Un milieu nutrito e variegato, che annovera al proprio interno personaggi del calibro di Diego Fusaro e Alessandro Meluzzi, psichiatra, ex senatore di Forza Italia e primate della Chiesa Ortodossa Italiana Autocefala Antico-Orientale, con un curriculum di tutto rispetto in termini di ciarlataneria mediatica: in passato era facile vederlo pontificare negli studi Mediaset, in vista di “opinionista scientifico” di Dritto e Rovescio, il talk show condotto da Paolo Del Debbio. Nelle sue ospitate a Radio Radio, Meluzzi porta avanti la propria crociata contro i metodi autoritari e pervasivi adottati dal governo per soggiogare la popolazione. Ad esempio, stando a uno dei suoi tormentoni più celebri, le mascherine servirebbero per diffondere il contagio e conterrebbero un microchip in grado di controllare ogni nostro movimento: “La mascherina è un oggetto molto pericoloso. È un pabulum – che, in batteriologia, è l’ambiente che permette ai microrganismi di moltiplicarsi – micidiale di concentrazione di Covid”. Anche QAnon rientra tra i leitmotiv maggiormente caldeggiati da Meluzzi, secondo il quale l’arresto per frode di Steve Bannon, l’ex portavoce di Donald Trump, farebbe parte del “fuoco di sbarramento Dem Deep State sadopedofilo contro Trump e i popoli sovrani. Ne prepareranno altre da veri luciferiani quali sono, ma forse non basterà, se Maria Vergine e Madre protegge il suo popolo!”.
È in questo pantheon di personaggi al limite del caricaturale che la figura di Michetti è riuscita a proliferare, fino a trovare la propria legittimazione elettorale: conosciuto come il “Tribuno” di Radio Radio (ulteriore testimonianza della sua ossessione per l’iconografia dell’impero romano), il delfino di Giorgia Meloni ha acquisto una certa fama tra i romani de Roma grazie al successo riscosso dalla sua striscia radiofonica quotidiana, in cui amava pronunciarsi in merito ai fatti politici della settimana.

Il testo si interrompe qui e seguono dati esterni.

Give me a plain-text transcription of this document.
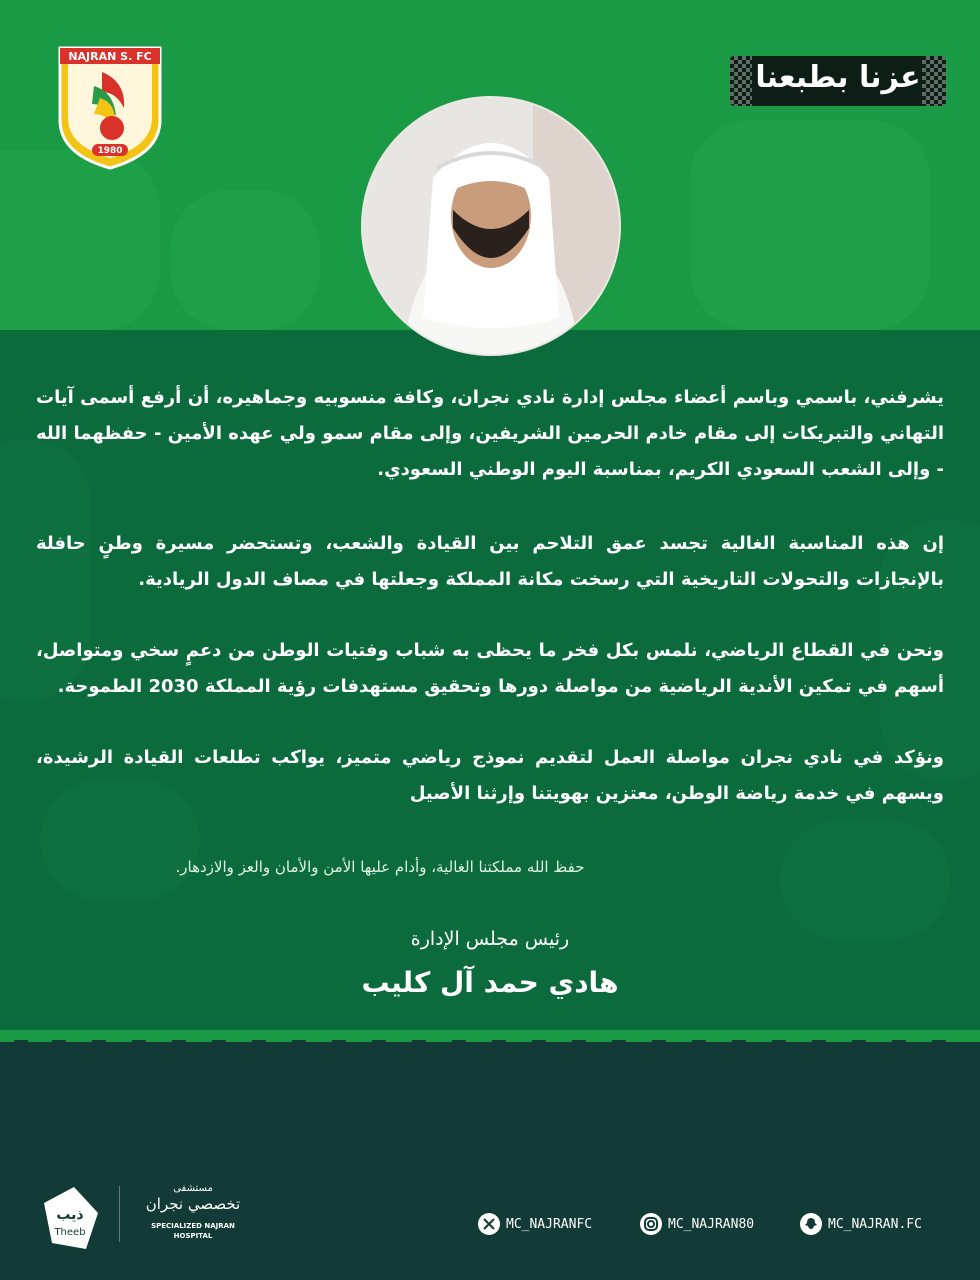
NAJRAN S. FC
1980
عزنا بطبعنا
يشرفني، باسمي وباسم أعضاء مجلس إدارة نادي نجران، وكافة منسوبيه وجماهيره، أن أرفع أسمى آيات التهاني والتبريكات إلى مقام خادم الحرمين الشريفين، وإلى مقام سمو ولي عهده الأمين - حفظهما الله - وإلى الشعب السعودي الكريم، بمناسبة اليوم الوطني السعودي.
إن هذه المناسبة الغالية تجسد عمق التلاحم بين القيادة والشعب، وتستحضر مسيرة وطنٍ حافلة بالإنجازات والتحولات التاريخية التي رسخت مكانة المملكة وجعلتها في مصاف الدول الريادية.
ونحن في القطاع الرياضي، نلمس بكل فخر ما يحظى به شباب وفتيات الوطن من دعمٍ سخي ومتواصل، أسهم في تمكين الأندية الرياضية من مواصلة دورها وتحقيق مستهدفات رؤية المملكة 2030 الطموحة.
ونؤكد في نادي نجران مواصلة العمل لتقديم نموذج رياضي متميز، يواكب تطلعات القيادة الرشيدة، ويسهم في خدمة رياضة الوطن، معتزين بهويتنا وإرثنا الأصيل
حفظ الله مملكتنا الغالية، وأدام عليها الأمن والأمان والعز والازدهار.
رئيس مجلس الإدارة
هادي حمد آل كليب
ذيب
Theeb
مستشفى
تخصصي نجران
SPECIALIZED NAJRAN
HOSPITAL
MC_NAJRANFC	MC_NAJRAN80	MC_NAJRAN.FC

Anche se ama definirsi “un italiano senza tessere di partito e moderato, Michetti ha sempre mantenuto una linea parecchio ambigua sulla campagna vaccinale: in una prima fase alimentava gli istinti dei No Vax, ricordando come i suoi ascoltatori non fossero delle “cavie” e che nessuno avrebbe potuto imporgli un’iniezione. Recentemente, in un lampo di lucida follia, sembra avere cambiato idea: qualche giorno fa ha deciso di vaccinarsi, anche se ha fatto sapere di rispettare “chiunque abbia un’opinione diversa dalla sua”. Un cambiamento non da poco, per chi era abituato a etichettare il Covid come “un’influenza” tra le tante, utile soltanto per fomentare il terrorismo psicologico affinché l’Italia potesse accedere ai fondi del Meccanismo europeo di stabilità – “Finché non andremo a prendere questi maledetti 38 miliardi del MES, ci faranno una capoccia tanta”, diceva a ottobre.
Insomma, il “candidato civico” che piace tanto a Giorgia Meloni – la cui candidatura è ancora in bilico, anche a causa dell’indagine della Corte dei Conti del Lazio per alcuni appalti milionari affidati da enti pubblici senza gara – è decisamente meno sprovveduto di quello che alcuni suoi alleati vorrebbero far passare: Michetti ama presentarsi ai propri ascoltatori come una figura a metà strada tra la cultura alta e quella bassa, un amico del popolo dalla grande autorevolezza, capace di unire il registro altolocato dell’accademia a un lessico pop dalla sicura presa sulle masse. Ed è questa la sua principale qualità: la disinvoltura con cui riesce a sembrare “uno di noi”.